Une visite attendue au Salon du patrimoine
Elle s’était d’abord annoncée en milieu de matinée. C’est finalement à midi que Marine Le Pen a débarqué, vendredi 24 octobre, au Salon international du patrimoine culturel, qui se tient jusqu’à dimanche au Carrousel du Louvre, à Paris.
La visite a attiré l’attention parce que le Salon, rendez-vous professionnel et grand public, concentre chaque année des acteurs de la conservation, des collectivités territoriales et des fondations. La veille, Brigitte Macron s’était rendue de manière discrète sur le même salon, ce qui a contribué à renouveler l’intérêt médiatique pour la présence de personnalités politiques.
Le patrimoine, cheval de bataille du Rassemblement national
Le Rassemblement national fait du patrimoine son principal argument culturel. Le parti promet de tripler les crédits destinés à la conservation pour porter le budget à un milliard d’euros s’il accède au pouvoir, une promesse régulièrement mise en avant dans sa communication.
Dans un livret de vingt pages, qualifié de « à connotation identitaire », publié lors de la présidentielle de 2022, Marine Le Pen définissait le patrimoine comme « notre histoire pétrifiée, au sens premier de cet adjectif » et lui attribuait un rôle dans le « redressement moral du pays ». Ces formulations ont servi de fil conducteur aux prises de parole du parti sur ce sujet.
Sur place, la candidate est venue principalement pour écouter, plutôt que pour annoncer de nouvelles mesures. Sa présence a toutefois été perçue comme une confirmation de l’importance stratégique que le RN accorde à la question patrimoniale dans son projet politique.

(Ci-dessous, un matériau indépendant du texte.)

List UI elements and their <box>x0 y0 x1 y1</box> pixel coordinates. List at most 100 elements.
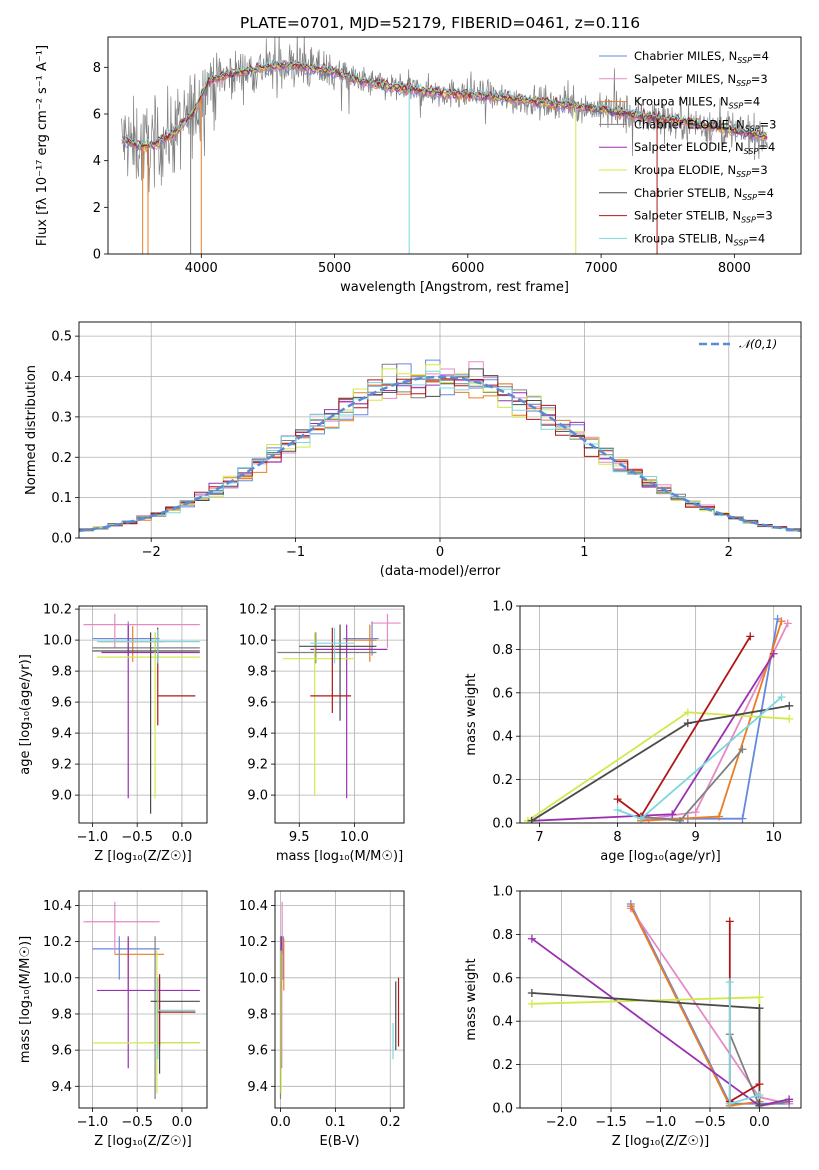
x-tick-label: −2 <box>142 545 161 560</box>
weight-marker <box>755 993 764 1002</box>
x-tick-label: −1.0 <box>77 830 109 845</box>
legend-nssp: =3 <box>751 163 768 177</box>
errorbar-point <box>83 901 160 955</box>
x-tick-label: 9.5 <box>289 830 310 845</box>
weight-marker <box>755 1101 764 1108</box>
y-axis-label: Normed distribution <box>24 365 39 495</box>
y-axis-label: mass weight <box>464 958 479 1040</box>
x-tick-label: 9 <box>691 830 699 845</box>
weight-marker <box>725 917 734 926</box>
x-axis-label: Z [log₁₀(Z/Z☉)] <box>612 1134 709 1149</box>
x-axis-label: mass [log₁₀(M/M☉)] <box>276 849 403 864</box>
x-tick-label: −1.0 <box>645 1115 677 1130</box>
x-axis-label: age [log₁₀(age/yr)] <box>600 849 721 864</box>
legend-model-name: Chabrier MILES, N <box>634 49 737 63</box>
y-tick-label: 9.2 <box>247 758 268 773</box>
x-tick-label: 8 <box>613 830 621 845</box>
x-tick-label: 8000 <box>718 261 751 276</box>
legend-model-name: Chabrier STELIB, N <box>634 186 742 200</box>
weight-marker <box>746 632 755 641</box>
weight-marker <box>755 1004 764 1013</box>
x-tick-label: 4000 <box>185 261 218 276</box>
y-tick-label: 9.2 <box>51 758 72 773</box>
legend-label: Chabrier ELODIE, NSSP=3 <box>634 117 776 133</box>
legend-label: Kroupa ELODIE, NSSP=3 <box>634 163 768 179</box>
y-tick-label: 9.6 <box>247 1044 268 1059</box>
y-tick-label: 0.3 <box>51 410 72 425</box>
errorbar-point <box>157 627 196 726</box>
weight-marker <box>668 810 677 819</box>
weight-marker <box>527 988 536 997</box>
weight-marker <box>527 999 536 1008</box>
legend-subscript: SSP <box>737 56 752 65</box>
legend-model-name: Kroupa STELIB, N <box>634 231 734 245</box>
errorbar-point <box>345 624 377 662</box>
x-tick-label: 0.0 <box>270 1115 291 1130</box>
plot-area <box>279 901 400 1099</box>
legend-label: Salpeter STELIB, NSSP=3 <box>634 209 773 225</box>
x-tick-label: 0.1 <box>325 1115 346 1130</box>
x-tick-label: −1.5 <box>595 1115 627 1130</box>
x-tick-label: 1 <box>580 545 588 560</box>
plot-area <box>523 615 794 823</box>
y-tick-label: 0.8 <box>492 643 513 658</box>
y-tick-label: 0.4 <box>51 370 72 385</box>
panel-age-vs-mass: 9.5 10.0 9.0 9.2 9.4 9.6 9.8 10.0 10.2 mass [log₁… <box>239 603 405 864</box>
x-axis-label: Z [log₁₀(Z/Z☉)] <box>94 1134 191 1149</box>
plot-area <box>83 901 200 1099</box>
weight-marker <box>636 814 645 823</box>
legend-nssp: =4 <box>757 186 774 200</box>
weight-line <box>531 992 761 1106</box>
y-tick-label: 9.4 <box>51 1080 72 1095</box>
weight-marker <box>725 978 734 987</box>
y-tick-label: 9.0 <box>247 789 268 804</box>
y-tick-label: 0.4 <box>492 1015 513 1030</box>
legend-model-name: Chabrier ELODIE, N <box>634 117 745 131</box>
y-tick-label: 10.2 <box>239 603 268 618</box>
x-tick-label: 10.0 <box>340 830 369 845</box>
x-tick-label: 7000 <box>585 261 618 276</box>
axes-frame <box>107 36 802 255</box>
weight-marker <box>755 1080 764 1089</box>
errorbar-point <box>310 627 352 713</box>
y-axis-label: age [log₁₀(age/yr)] <box>18 654 33 775</box>
errorbar-point <box>92 632 200 814</box>
legend-subscript: SSP <box>745 124 760 133</box>
legend-subscript: SSP <box>742 193 757 202</box>
weight-marker <box>613 805 622 814</box>
y-tick-label: 9.8 <box>247 665 268 680</box>
weight-line <box>531 996 761 1106</box>
weight-marker <box>777 693 786 702</box>
weight-marker <box>676 816 685 823</box>
axes-frame <box>274 890 405 1109</box>
plot-area <box>120 37 768 254</box>
weight-marker <box>725 1099 734 1108</box>
y-tick-label: 0.0 <box>492 1102 513 1117</box>
y-tick-label: 10.0 <box>239 634 268 649</box>
y-tick-label: 10.4 <box>239 899 268 914</box>
weight-marker <box>738 745 747 754</box>
y-axis-label: mass [log₁₀(M/M☉)] <box>18 936 33 1063</box>
axes-frame <box>519 605 802 824</box>
axes-frame <box>78 890 208 1109</box>
model-spectrum-line <box>124 58 768 149</box>
y-axis-label: mass weight <box>464 673 479 755</box>
y-tick-label: 9.6 <box>51 1044 72 1059</box>
y-tick-label: 0.2 <box>51 451 72 466</box>
y-tick-label: 0.1 <box>51 491 72 506</box>
y-tick-label: 0.2 <box>492 1058 513 1073</box>
panel-weight-vs-age: 7 8 9 10 0.0 0.2 0.4 0.6 0.8 1.0 age [log₁₀(age/yr… <box>464 600 802 864</box>
normal-distribution-curve <box>79 375 801 533</box>
plot-area <box>83 613 200 814</box>
legend-subscript: SSP <box>729 102 744 111</box>
axes-frame <box>78 605 208 824</box>
y-tick-label: 1.0 <box>492 600 513 615</box>
errorbar-point <box>83 613 200 648</box>
errorbar-point <box>96 632 200 799</box>
y-tick-label: 10.0 <box>43 634 72 649</box>
y-tick-label: 9.8 <box>51 1007 72 1022</box>
x-tick-label: −1.0 <box>77 1115 109 1130</box>
legend-nssp: =3 <box>751 72 768 86</box>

Rencontre avec la Sauvegarde de l’art français
Escortée par son directeur de cabinet, Ambroise de Rancourt, et par le député du Nord Sébastien Chenu, Marine Le Pen s’est longuement attardée sur le stand de la Sauvegarde de l’art français. Cette fondation, active depuis un siècle, intervient notamment pour aider à la conservation des églises et chapelles.
Le président de la fondation, Olivier de Rohan-Chabot, a déclaré : « Je suis républicain, je reçois tout le monde. J’aurais pu dire que j’étais malade, ce qui est le cas, mais je n’ai pas ces lâchetés-là. J’accueillerais tout autant Jean-Luc Mélenchon. J’invite tous les leaders à venir, ils seront bien reçus. » Son propos vise à souligner l’ouverture institutionnelle de la structure malgré les clivages politiques.
La scène renvoie à un dilemme fréquent pour les acteurs du patrimoine : conserver une posture de neutralité institutionnelle tout en accueillant des représentants politiques qui peuvent instrumentaliser la question à des fins électorales.
Une visite plutôt symbolique que programmatique
Sur le salon, la tonalité de la visite est restée symbolique. Marine Le Pen a parcouru des stands et écouté des responsables d’associations, sans présenter de nouveau plan chiffré ni de calendrier d’action concrète. Cette attitude contraste avec la mise en avant chiffrée du parti sur le terrain budgétaire.
Pour les observateurs, le geste se lit comme une tentative de légitimation politique par la proximité avec des acteurs historiques de la conservation. Le patrimoine, en tant que thème culturel porteur, offre une visibilité et un cadre de discours propices aux enjeux d’identité politique.
À défaut d’annonces, la visite a permis de mesurer la porosité entre monde associatif et sphère politique lorsque le sujet touche à la mémoire et aux édifices religieux. Les réactions locales et la suite politique de cette attention portée au patrimoine dépendront des initiatives concrètes présentées ultérieurement par les partis et les collectivités.
La journée au Carrousel du Louvre a donc donné lieu à une opération de présence et d’écoute, inscrite dans une stratégie plus large où le patrimoine sert d’axe central de communication. Les acteurs patrimoniaux, eux, rappellent la nécessité de préserver des savoir-faire et des financements pérennes, quelle que soit leur affinité politique.